Kop op!

Kop in het zandHet geldt als levensgevaarlijk je kop in het zand te steken bij naderend onheil. Dus fier het hoofd geheven om de naderende storm te trotseren. Dat kunnen we in nederland heel goed, want we hebben ruim ervaring met stevig windjes.
Hoewel de geschiedenis leert dat elke wind van voorbijgaande aard is en we een paar serieuze stormen goed wisten te overleven, wordt toch nog het minste zuchtje wind tot een tsunami opgeblazen of een irritante ademstoot tot dodelijk voor de luchtkwaliteit verklaard.

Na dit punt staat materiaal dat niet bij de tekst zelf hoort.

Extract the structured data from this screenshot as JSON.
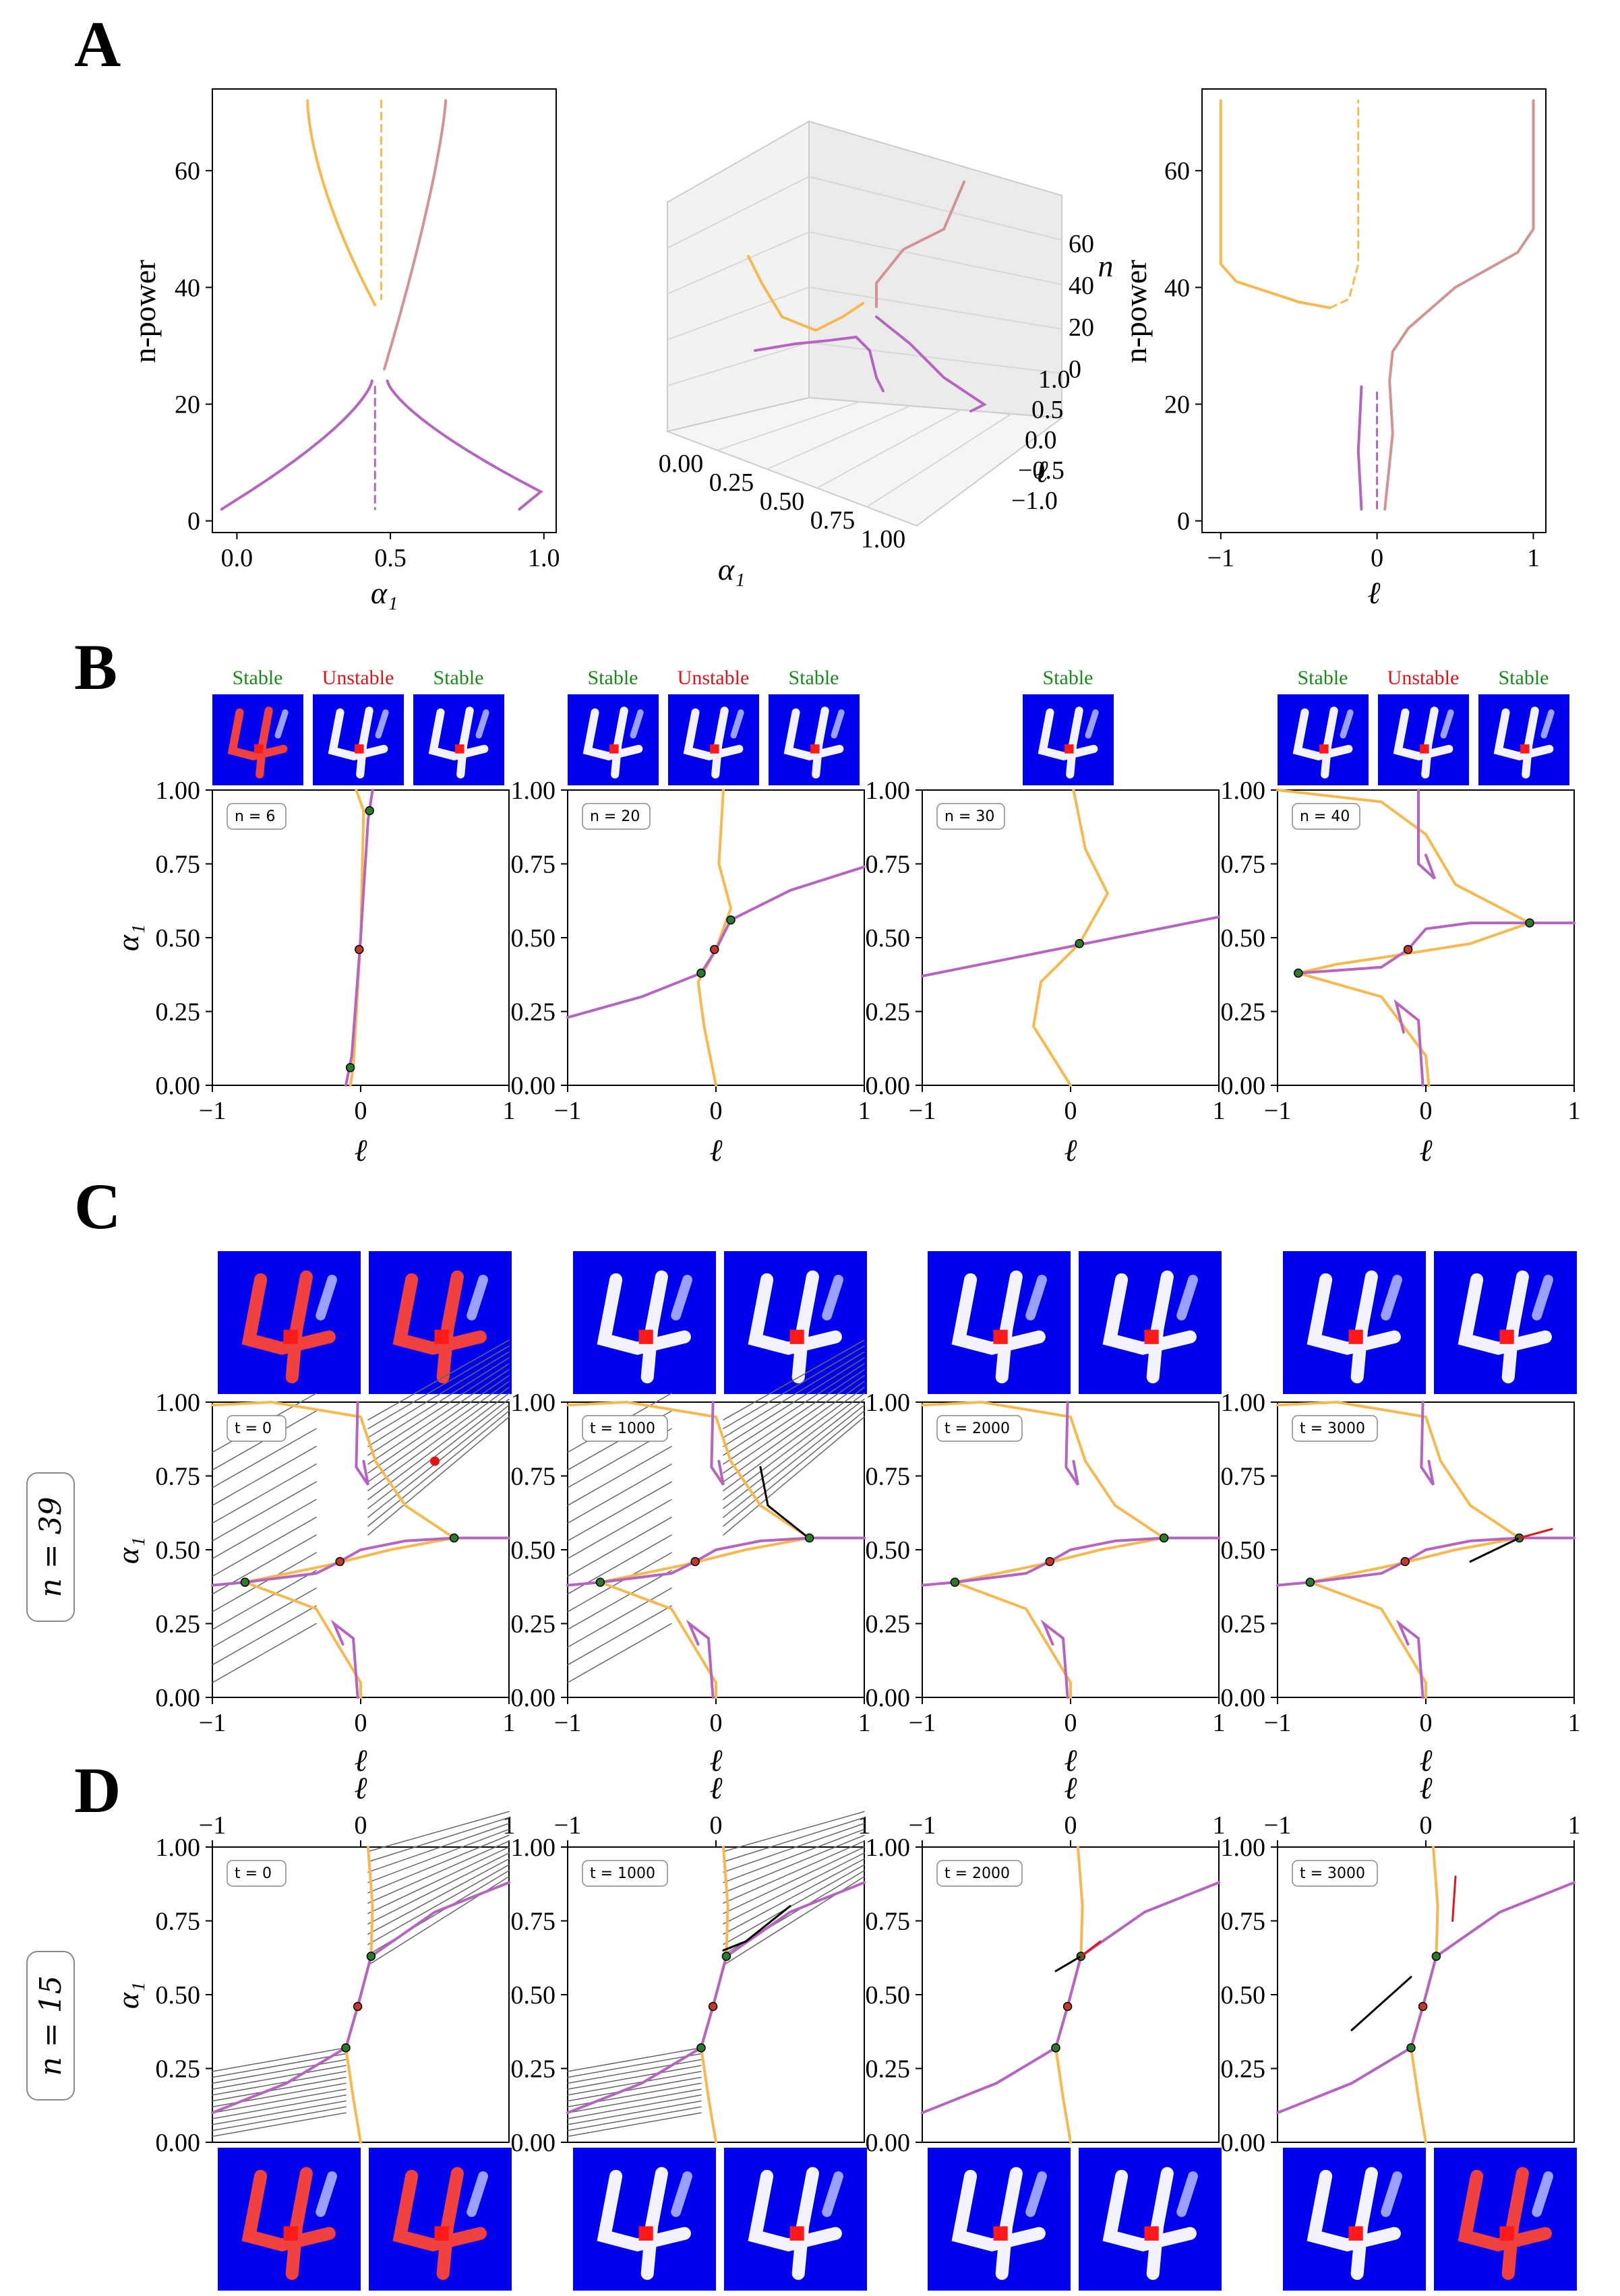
{
  "panels": {
    "A": {
      "letter": "A",
      "left": {
        "xlabel": "α₁",
        "ylabel": "n-power",
        "xticks": [
          "0.0",
          "0.5",
          "1.0"
        ],
        "yticks": [
          "0",
          "20",
          "40",
          "60"
        ]
      },
      "middle": {
        "xlabel": "α₁",
        "ylabel": "ℓ",
        "zlabel": "n",
        "xticks": [
          "0.00",
          "0.25",
          "0.50",
          "0.75",
          "1.00"
        ],
        "yticks": [
          "−1.0",
          "−0.5",
          "0.0",
          "0.5",
          "1.0"
        ],
        "zticks": [
          "0",
          "20",
          "40",
          "60"
        ]
      },
      "right": {
        "xlabel": "ℓ",
        "ylabel": "n-power",
        "xticks": [
          "−1",
          "0",
          "1"
        ],
        "yticks": [
          "0",
          "20",
          "40",
          "60"
        ]
      }
    },
    "B": {
      "letter": "B",
      "stability_labels": {
        "stable": "Stable",
        "unstable": "Unstable"
      },
      "insets": [
        "n = 6",
        "n = 20",
        "n = 30",
        "n = 40"
      ],
      "xlabel": "ℓ",
      "ylabel": "α₁",
      "xticks": [
        "−1",
        "0",
        "1"
      ],
      "yticks": [
        "0.00",
        "0.25",
        "0.50",
        "0.75",
        "1.00"
      ]
    },
    "C": {
      "letter": "C",
      "row_label": "n = 39",
      "insets": [
        "t = 0",
        "t = 1000",
        "t = 2000",
        "t = 3000"
      ],
      "xlabel": "ℓ",
      "ylabel": "α₁",
      "xticks": [
        "−1",
        "0",
        "1"
      ],
      "yticks": [
        "0.00",
        "0.25",
        "0.50",
        "0.75",
        "1.00"
      ]
    },
    "D": {
      "letter": "D",
      "row_label": "n = 15",
      "insets": [
        "t = 0",
        "t = 1000",
        "t = 2000",
        "t = 3000"
      ],
      "xlabel": "ℓ",
      "ylabel": "α₁",
      "xticks": [
        "−1",
        "0",
        "1"
      ],
      "yticks": [
        "0.00",
        "0.25",
        "0.50",
        "0.75",
        "1.00"
      ]
    }
  },
  "colors": {
    "orange": "#f5b94f",
    "purple": "#b565c0",
    "mauve": "#d19493",
    "stable_point": "#2d7a2d",
    "unstable_point": "#c0392b",
    "image_bg": "#0000ee",
    "digit_red": "#f04040"
  },
  "chart_data": [
    {
      "panel": "B",
      "type": "line",
      "description_key": "nullclines",
      "plots": [
        {
          "inset": "n = 6",
          "fixed_points": [
            {
              "l": 0.06,
              "a": 0.93,
              "stability": "stable"
            },
            {
              "l": -0.01,
              "a": 0.46,
              "stability": "unstable"
            },
            {
              "l": -0.07,
              "a": 0.06,
              "stability": "stable"
            }
          ]
        },
        {
          "inset": "n = 20",
          "fixed_points": [
            {
              "l": 0.1,
              "a": 0.56,
              "stability": "stable"
            },
            {
              "l": -0.01,
              "a": 0.46,
              "stability": "unstable"
            },
            {
              "l": -0.1,
              "a": 0.38,
              "stability": "stable"
            }
          ]
        },
        {
          "inset": "n = 30",
          "fixed_points": [
            {
              "l": 0.06,
              "a": 0.48,
              "stability": "stable"
            }
          ]
        },
        {
          "inset": "n = 40",
          "fixed_points": [
            {
              "l": 0.7,
              "a": 0.55,
              "stability": "stable"
            },
            {
              "l": -0.12,
              "a": 0.46,
              "stability": "unstable"
            },
            {
              "l": -0.86,
              "a": 0.38,
              "stability": "stable"
            }
          ]
        }
      ],
      "xlim": [
        -1,
        1
      ],
      "ylim": [
        0,
        1
      ]
    },
    {
      "panel": "C",
      "type": "line",
      "plots": [
        {
          "inset": "t = 0"
        },
        {
          "inset": "t = 1000"
        },
        {
          "inset": "t = 2000"
        },
        {
          "inset": "t = 3000"
        }
      ],
      "fixed_points": [
        {
          "l": 0.63,
          "a": 0.54,
          "stability": "stable"
        },
        {
          "l": -0.14,
          "a": 0.46,
          "stability": "unstable"
        },
        {
          "l": -0.78,
          "a": 0.39,
          "stability": "stable"
        }
      ],
      "xlim": [
        -1,
        1
      ],
      "ylim": [
        0,
        1
      ]
    },
    {
      "panel": "D",
      "type": "line",
      "plots": [
        {
          "inset": "t = 0"
        },
        {
          "inset": "t = 1000"
        },
        {
          "inset": "t = 2000"
        },
        {
          "inset": "t = 3000"
        }
      ],
      "fixed_points": [
        {
          "l": 0.07,
          "a": 0.63,
          "stability": "stable"
        },
        {
          "l": -0.02,
          "a": 0.46,
          "stability": "unstable"
        },
        {
          "l": -0.1,
          "a": 0.32,
          "stability": "stable"
        }
      ],
      "xlim": [
        -1,
        1
      ],
      "ylim": [
        0,
        1
      ]
    }
  ]
}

Dat is helemaal niet erg, want het is natuurlijk vervelend als de wind aan je fraaie, blond-golvend kapsel rukt. Het is ook ergerlijk als het geklaag daarover als een onwelriekende odeur je neusgaten bereikt.
Sommigen denken dat je door flink tegen de wind in te trappen het tij kan keren. Het opmerkelijke daarbij is dat zo'n stoere fietser regelmatig in korte tijd een heel peleton volgers achter zich weet te scharen. Vloekend en tierend gooit de tegenwinder er nog een tandje bovenop, terwijl in de luwte van zijn gekromde rug de volgers nauwelijks last van de wind hebben maar wel het het gevloek en getier van de kopman overnemen. Als dat peleton voorbij raast en de turbulentie stof in de ogen van de toeschouwers doet waaien, stormen die weer naar de organisatie van de koers en eisen dat het voortaan wel een
beetje minder mag.
En zo ontstaan er hele bewegingen en tegenbewegingen. Het is
niet te filmen hoeveel van die bewegingen we in nederland voorbij hebben zien komen. Zo'n ruim honderd van die bewegingen hoor je helemaal niets meer van. Behalve veel gebakken lucht, zaten daar ook aardig wat venijnige, onwelriekende geurtjes bij. Allemaal verdwenen.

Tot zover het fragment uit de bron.